Please join us for an evening with Francesca Royster and Durham musician, Shirlette Ammons as we launch Royster's monumental book, Black Country Music: Listening for Revolutions. In this timely work—the first book on Black country music by a Black writer—Francesca Royster uncovers the Black performers and fans, including herself, who are exploring the pleasures and possibilities of the genre.
We look forward to your presence at Rofhiwa for an evening of music and conversation. This is an in-person, in store event.
We will offer seating for up to 35 in-person guests, with priority access given to those who purchase the book. To register for the in person in store event, click on "Save My Spot" and purchase your hardcover. This will ensure that your seat is reserved on the day of the event.
About Francesca T. Royster:
Francesca Royster is Professor and chair of English at DePaul University, where she teaches courses in Shakespeare Studies, Performance Studies, Critical Race theory, Gender and Queer Theory and African American Literature. She received her PhD in English from University of California, Berkeley in 1995. She is the author of Becoming Cleopatra: The Shifting Image of an Icon (Palgrave/MacMillan in 2003) and Sounding Like a No-No: Queer Sounds and Outrageous Acts in the Post-Soul Era (University of Michigan, 2013), which won Honorable Mention in the Modern Language Association’s William Sanders Scarborough Prize for an Outstanding Scholarly Study of African American Literature or Culture. She has also published numerous book chapters and scholarly essays in Biography, Journal of Popular Music Studies, Shakespeare Quarterly, Shakespeare Studies, Text and Performance Studies, Performance Research International and Women in Performance, among others.
About Shirlette Ammons:
Shirlette Ammons is a Durham, NC-based musician whose sophomore solo album, Language Barrier was co-released by SugarQube Records and Churchkey Records in February 2016. The album features guest appearances by The Indigo Girls, Meshell Ndegeocello among others. Shirlette’s first solo album, Twilight For Gladys Bentley, was released in 2012 and is a ‘re-imagining,’ of 1920′s blues singer, Gladys Bentley. She is also vocalist for the hip hop rock band Mosadi Music whose debut album, The Window, vocalist for the fusion electronic duo, Jon Anonymous. Shirlette’s first poetry collection entitled Stumphole: Aunthology of Backwoods Blood was published by Big Drum Press in 2002. In 2008, Matching Skin featuring The John Anoynmous EP was published by Carolina Wren Press. Her literary work has appeared in The Ringing Ear: Black Poets Lean South, What Your Momma Never Tod You: True Stories About Love and Sex, The Asheville Revielw and The Journal of the Academy of American Poets amongst other publications. She has recieved a John Hope Franklin Grant for Documentary Studies, The Ebony Harlem Award for Literary Achievement, as well as Emerging Artist Grants from the Durham Arts COuncil and the United Arts Council.

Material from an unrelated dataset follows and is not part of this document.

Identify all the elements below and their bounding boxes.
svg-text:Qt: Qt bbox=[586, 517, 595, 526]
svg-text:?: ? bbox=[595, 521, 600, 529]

Black Country Music: Listening for Revolutions
After a century of racist whitewashing, country music is finally reckoning with its relationship to Black people. In this timely work—the first book on Black country music by a Black writer—Francesca Royster uncovers the Black performers and fans, including herself, who are exploring the pleasures and possibilities of the genre.

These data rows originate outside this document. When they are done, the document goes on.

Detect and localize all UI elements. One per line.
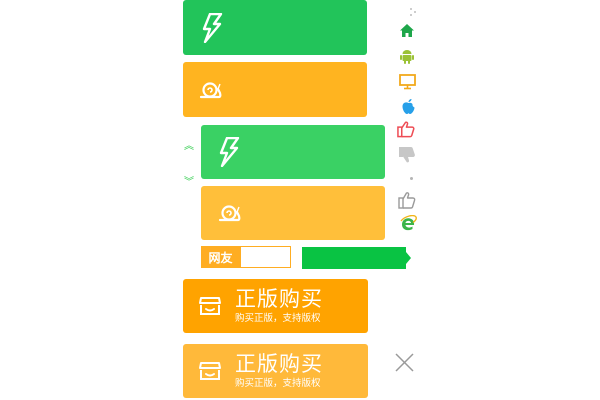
thumbs-up-gray-icon[interactable] — [398, 191, 416, 209]
store-icon — [198, 294, 222, 322]
net-friend-label: 网友 — [201, 246, 240, 268]
close-icon[interactable] — [395, 353, 414, 376]
buy-subtitle: 购买正版，支持版权 — [235, 378, 321, 389]
monitor-icon[interactable] — [398, 73, 416, 91]
buy-subtitle: 购买正版，支持版权 — [235, 313, 321, 324]
thumbs-down-gray-icon[interactable] — [398, 146, 416, 164]
scroll-up-arrow[interactable]: ︽ — [184, 142, 194, 152]
speed-slow-tile-hover[interactable] — [201, 186, 385, 240]
snail-icon — [199, 81, 223, 99]
speed-fast-tile[interactable] — [183, 0, 367, 55]
scroll-down-arrow[interactable]: ︾ — [184, 178, 194, 188]
buy-title: 正版购买 — [235, 352, 323, 376]
thumbs-up-red-icon[interactable] — [397, 120, 415, 138]
small-dot-icon — [410, 177, 413, 180]
ie-icon[interactable] — [399, 214, 417, 232]
snail-icon — [218, 204, 242, 222]
buy-genuine-button-hover[interactable]: 正版购买 购买正版，支持版权 — [183, 344, 368, 398]
lightning-icon — [218, 137, 240, 167]
net-friend-input[interactable] — [240, 246, 291, 268]
speed-slow-tile[interactable] — [183, 62, 367, 117]
store-icon — [198, 359, 222, 387]
buy-title: 正版购买 — [235, 287, 323, 311]
android-icon[interactable] — [398, 47, 416, 65]
buy-genuine-button[interactable]: 正版购买 购买正版，支持版权 — [183, 279, 368, 333]
green-progress-bar[interactable] — [302, 247, 406, 269]
home-icon[interactable] — [398, 21, 416, 39]
apple-icon[interactable] — [399, 97, 417, 115]
green-bar-arrow — [406, 252, 411, 264]
dots-icon — [409, 2, 417, 21]
speed-fast-tile-hover[interactable] — [201, 125, 385, 179]
lightning-icon — [201, 12, 223, 43]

Informed by queer theory and Black feminist scholarship, Royster’s book elucidates the roots of the current moment found in records like Tina Turner’s first solo album, Tina Turns the Country On! She reckons with Black “bros” Charley Pride and Darius Rucker, then chases ghosts into the future with Valerie June. Indeed, it is the imagination of Royster and her artists that make this music so exciting for a genre that has long been obsessed with the past. The futures conjured by June and others can be melancholy, and are not free of racism, but by centering Black folk Royster begins to understand what her daughter hears in the banjo music of Our Native Daughters and the trap beat of Lil Nas X’s “Old Town Road.” A Black person claiming country music may still feel a bit like a queer person coming out, but, collectively, Black artists and fans are changing what country music looks and sounds like—and who gets to love it.